The International Energy Agency is looking for 200 million barrels of oil. The crude has not been displaced, it seems. Rather, there is a 200-million-barrel gap between the agency’s own global inventory calculations and what it observed in the global oil supply.

Per a Bloomberg report, the IEA had calculated that, based on certain supply and demand assumptions, global oil stocks last year should have declined by 400 million barrels. Instead, they declined by 600 million barrels.

“A retrospective view shows the difficulty over the past two years of reliably analyzing and forecasting supply and demand,” the IEA said as quoted by Bloomberg. “Lessons learned will improve the work in 2022 and allow us to better understand our market.”

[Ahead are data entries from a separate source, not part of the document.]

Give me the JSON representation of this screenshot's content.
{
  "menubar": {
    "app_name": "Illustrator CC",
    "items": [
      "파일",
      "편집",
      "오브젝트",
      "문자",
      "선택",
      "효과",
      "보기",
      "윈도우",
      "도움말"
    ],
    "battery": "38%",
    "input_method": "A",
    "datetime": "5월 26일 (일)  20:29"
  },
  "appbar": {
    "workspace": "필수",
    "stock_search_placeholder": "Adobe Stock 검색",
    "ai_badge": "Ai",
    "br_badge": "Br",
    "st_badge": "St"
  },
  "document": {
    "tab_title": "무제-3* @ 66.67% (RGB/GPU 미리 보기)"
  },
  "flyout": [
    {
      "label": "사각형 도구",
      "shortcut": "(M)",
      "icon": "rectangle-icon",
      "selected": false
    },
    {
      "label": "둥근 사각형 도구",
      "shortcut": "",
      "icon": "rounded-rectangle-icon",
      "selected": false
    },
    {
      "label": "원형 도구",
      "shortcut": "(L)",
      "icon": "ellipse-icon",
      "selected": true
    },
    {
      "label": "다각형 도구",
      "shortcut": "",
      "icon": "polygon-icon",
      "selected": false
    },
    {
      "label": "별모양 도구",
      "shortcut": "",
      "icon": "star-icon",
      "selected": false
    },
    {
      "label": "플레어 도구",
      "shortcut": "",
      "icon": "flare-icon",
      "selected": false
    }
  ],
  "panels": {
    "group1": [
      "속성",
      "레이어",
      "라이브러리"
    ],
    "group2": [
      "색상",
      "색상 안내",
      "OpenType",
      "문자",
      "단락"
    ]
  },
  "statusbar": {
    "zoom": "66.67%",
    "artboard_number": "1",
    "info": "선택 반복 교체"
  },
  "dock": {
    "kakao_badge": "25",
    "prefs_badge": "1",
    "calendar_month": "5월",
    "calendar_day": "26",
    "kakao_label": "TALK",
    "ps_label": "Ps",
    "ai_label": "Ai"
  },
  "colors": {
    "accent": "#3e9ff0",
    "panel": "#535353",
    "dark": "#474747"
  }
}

The wrong assumptions about demand were clearly one cause for the “shortfall,” but it wasn’t the only one. As Bloomberg notes, the IEA tracks global oil inventories by satellite, which omits data about oil in pipelines and oil in underground storage.

Another cause for the gap is that the IEA focuses on the Organization for Economic Cooperation and Development and mostly tracks its supply. At the same time, there are many countries outside the OECD that have been building their crude oil inventories, perhaps most notably, China.

Tightening global supply has been identified by analysts as the main cause of the latest oil price rally, coupled with strong demand. This is not the first time the IEA has underestimated the strength of oil demand.

One recent example of this underestimation occurred last year when it released its Road Map to Net Zero, in which the agency called for the immediate suspension of all new oil and gas exploration. Months later, the IEA was calling for more oil and gas investments.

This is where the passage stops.